In Britain’s archaeological record, the transition from hunter-gatherer culture to early farming culture is abrupt. With one interesting exception, we don’t get to see what happened when those first farmers arrived and met indigenous hunter-gatherers. We just see that suddenly, traces of Neolithic culture replace what came before.

But Hudson and his colleagues say the landscape itself holds some important clues.

A wide-open landscape

Hudson and his colleagues sifted through ancient soil at Blick Mead, looking for tiny traces of the past environment: pieces of long-dead insects, pollen grains, and fungal spores. They even sequenced ancient DNA from the soil, which revealed more information about the species of plants, animals, and fungi that had lived and died near the site. Radiocarbon dating and optically stimulated luminescence (which measures how long it’s been since mineral grains were exposed to sunlight) were also obtained from each soil layer at the site. This let the archaeologists track how the environment near Blick Mead and Stonehenge changed over several thousand years.

It turned out that around 6000 BCE, the area around Blick Mead was primarily woodland scrub, where apple, dogwood, and ivy grew, along with willow and horsetail closer to the river. Over the next few centuries, though, that scrub forest gave way to a large, open meadow amid a patchwork landscape of grassland, forest, and wetland.

In other words, it was the perfect landscape for herds of wild cattle to graze—and for people to hunt them. And for roughly 4,500 years, that’s exactly what happened at Blick Mead.

Some Mesolithic sediment layers at the site still hold the hoofprints of long-extinct aurochs, and more than half the animal bones archaeologists have unearthed there come from that animal. That’s unusual in the UK, where wild boar and red deer seem to have made up a more significant proportion of Mesolithic people’s diets.

But the area around Blick Mead was special, and the hunter-gatherers who lived here clearly knew it.

The aurochs herds likely played a significant role in keeping the meadow clear; Hudson and his colleagues found DNA and pollen from plants like clover, sheep’s sorrel, and forget-me-nots, which tend to grow where sheep or cattle graze and then fertilize the soil with their dung. And fungal spores in the site’s sediment include species that tend to thrive in dung-enriched soil. Besides a few stone ax-heads unearthed at the site, archaeologists haven’t found any direct evidence that people actively maintained the meadow by clearing trees. Still, hunter-gatherers elsewhere in the world have found similar ways of managing their hunting grounds.

Echoes of the past

All of that evidence means that when the first Neolithic farmers arrived in Britain, they didn’t find an empty island covered by dense forest that had to be cleared for cattle to graze and stone circles to be built. Instead, they found a mostly open landscape where people had already decided that some places were especially important.

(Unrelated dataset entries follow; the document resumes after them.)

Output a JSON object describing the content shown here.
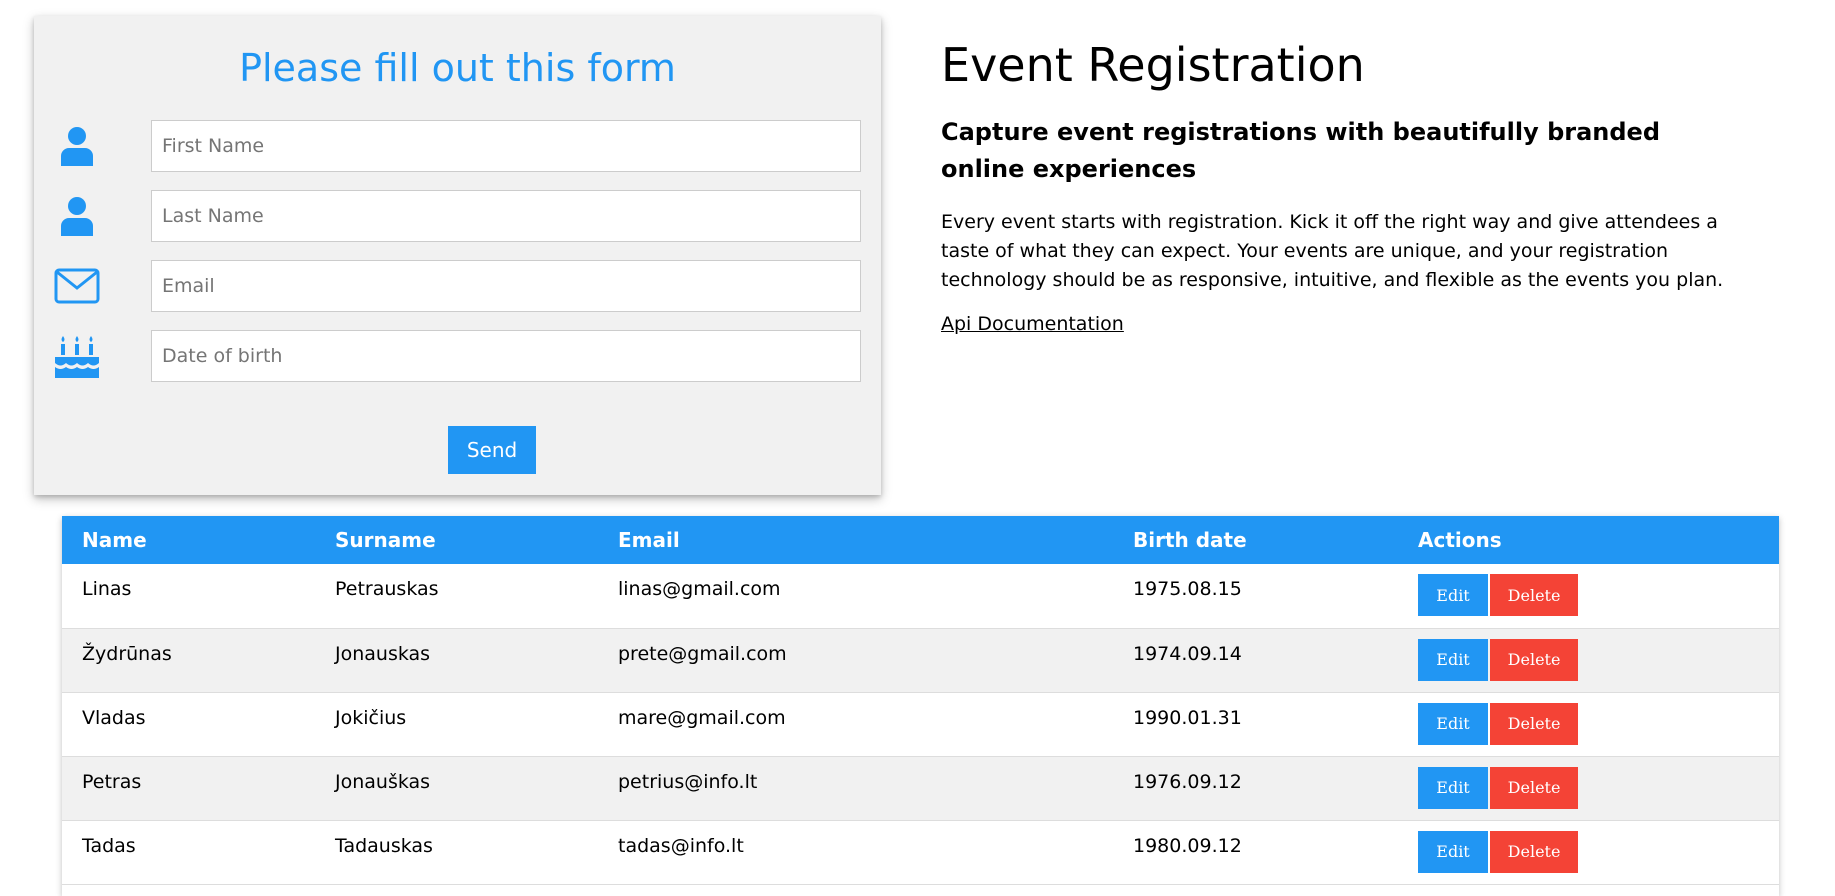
{
  "form": {
    "title": "Please fill out this form",
    "fields": [
      {
        "icon": "user-icon",
        "placeholder": "First Name"
      },
      {
        "icon": "user-icon",
        "placeholder": "Last Name"
      },
      {
        "icon": "envelope-icon",
        "placeholder": "Email"
      },
      {
        "icon": "birthday-cake-icon",
        "placeholder": "Date of birth"
      }
    ],
    "send_label": "Send"
  },
  "info": {
    "title": "Event Registration",
    "subtitle": "Capture event registrations with beautifully branded online experiences",
    "description": "Every event starts with registration. Kick it off the right way and give attendees a taste of what they can expect. Your events are unique, and your registration technology should be as responsive, intuitive, and flexible as the events you plan.",
    "link_label": "Api Documentation"
  },
  "table": {
    "headers": [
      "Name",
      "Surname",
      "Email",
      "Birth date",
      "Actions"
    ],
    "rows": [
      {
        "name": "Linas",
        "surname": "Petrauskas",
        "email": "linas@gmail.com",
        "birth": "1975.08.15"
      },
      {
        "name": "Žydrūnas",
        "surname": "Jonauskas",
        "email": "prete@gmail.com",
        "birth": "1974.09.14"
      },
      {
        "name": "Vladas",
        "surname": "Jokičius",
        "email": "mare@gmail.com",
        "birth": "1990.01.31"
      },
      {
        "name": "Petras",
        "surname": "Jonauškas",
        "email": "petrius@info.lt",
        "birth": "1976.09.12"
      },
      {
        "name": "Tadas",
        "surname": "Tadauskas",
        "email": "tadas@info.lt",
        "birth": "1980.09.12"
      }
    ],
    "edit_label": "Edit",
    "delete_label": "Delete"
  },
  "colors": {
    "accent": "#2196F3",
    "danger": "#f44336",
    "form_bg": "#f1f1f1"
  }
}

There, Neolithic people may have started grazing their herds on the same patches of grassland where Mesolithic people hunted wild aurochs; we have no way to know whether there was conflict over the land or how it played out. But it also appears that Neolithic farmers settled into the ancient landscape and adopted some of the same ideas about which areas were important—and built their own monuments there.

By the time construction started on what eventually became Stonehenge, studies of ancient DNA suggest, the hunter-gatherers who once ambushed herds of aurochs at Blick Mead had mostly died out or been absorbed into the much larger population of farmers who had settled in Britain. Neolithic skeletons from Britain don’t carry much, if any, ancestry from Britain’s earlier hunter-gatherer populations. But Hudson and his colleagues suggest that their cultural influence is writ large across the landscape of the Salisbury Plain and elsewhere in the British Isles.

In other words, Stonehenge isn’t just a relic of the people who built it but an echo of the people who lived on the land long before them.

PLoS ONE, 2022 DOI: 10.1371/journal.pone.0266789  (About DOIs).